Редактор пересек кабинет и достал из шкафа том Малой советской энциклопедии, лежавший отдельно от других и заложенный газетой.
– Вот гляди, – сказал он, кладя на стол книгу и раскрывая ее на карте Европы. – Остроленки на карте нету, а Нарев – вот. Река неширокая, я на этом Цареве в четырнадцатом году был. – Он взял спичку и, обломав головку, приложил к карте. – А от Остроленки до Гродно двухсот верст нет, видишь?
И, зажав пальцами немного больше половины спички, показал ее Синцову.
– Если немцы будут наступать по десять верст в день, даже до девять, то через три недели будут в Гродно.
Он сказал это с таким огорчением, что молчавший в течение всего разговора застенчивый, только два месяца назад окончивший педвуз Казаченко невольно спросил:
– А чего вам в этом Гродно, Андрей Митрофанович? Немцы и не такие города берут. Я сегодня слышал – они уже Краков обстреливают.
– А то мне Гродно, что я сам гродненский, – сказал редактор. – Не из самого Гродно, а из Поречья, Гродненской губернии. От Гродно двадцать восемь верст.
– Выходит, вы за границей родились? – наивно спросил Казаченко.
– Это у тебя выходит, по молодости твоих лет! – отозвался редактор. – А у меня выходит, что если бы мы в двадцатом году панам дали покрепче, полностью всю свою Беларусь вернули, так я бы сейчас, наверное, не здесь, а дома, в Поречье, газету редактировал.

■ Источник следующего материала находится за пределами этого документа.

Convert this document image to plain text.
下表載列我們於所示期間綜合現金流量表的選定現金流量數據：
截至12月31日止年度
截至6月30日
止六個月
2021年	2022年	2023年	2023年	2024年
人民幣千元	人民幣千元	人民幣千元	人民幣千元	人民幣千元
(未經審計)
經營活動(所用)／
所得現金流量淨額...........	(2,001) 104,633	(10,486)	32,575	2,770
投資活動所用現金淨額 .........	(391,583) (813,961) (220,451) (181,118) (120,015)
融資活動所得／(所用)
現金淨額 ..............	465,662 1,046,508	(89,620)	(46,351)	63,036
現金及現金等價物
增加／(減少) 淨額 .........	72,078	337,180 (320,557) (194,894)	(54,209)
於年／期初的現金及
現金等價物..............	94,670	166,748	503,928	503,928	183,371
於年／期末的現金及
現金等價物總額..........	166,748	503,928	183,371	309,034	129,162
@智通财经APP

А здесь вместо меня Синцов сидел бы редактором, а не страдал в моих заместителях. Ему уже давно пора редактором быть!
Синцов посмотрел на повестку военкомата и усмехнулся этой запоздалой похвале.
– Может быть, и смешно, – обидчиво сказал редактор, по-своему (и, как всегда, неверно) угадывая мысли Синцова. – Конечно, я политик районного масштаба, но ты вот скажи мне…
Собственная мысль так взволновала редактора, что он решил ее высказать, несмотря на обиду.
– Пакт пактом, а факт фактом. В двадцатом году мое Поречье за белополяками осталось, а теперь, того и гляди, к фашистам перейдет. Что ты на это скажешь?
Но Синцов не знал, что сказать на эго. Идет новая мировая война, отступают поляки, наступают немцы… И чем все это кончится – неизвестно.
– Ладно, Иван Петрович, сдавай дела и ступай домой. В случае если не отобью тебя, мы тут с Казаченко сами тебе часам к двенадцати все заготовим – и документы и деньги, – сказал редактор с чуть заискивающей интонацией, потому что мысль о войне все сильней овладевала им, а первоначальная надежда, что удастся отбить Синцова, с каждой минутой казалась все несбыточнее.
Когда Синцов вернулся, на одной половине стола было накрыто к ужину, а на другой Маша доглаживала ему рубашки то и дело тыльной стороной руки откидывая волосы с потного лба.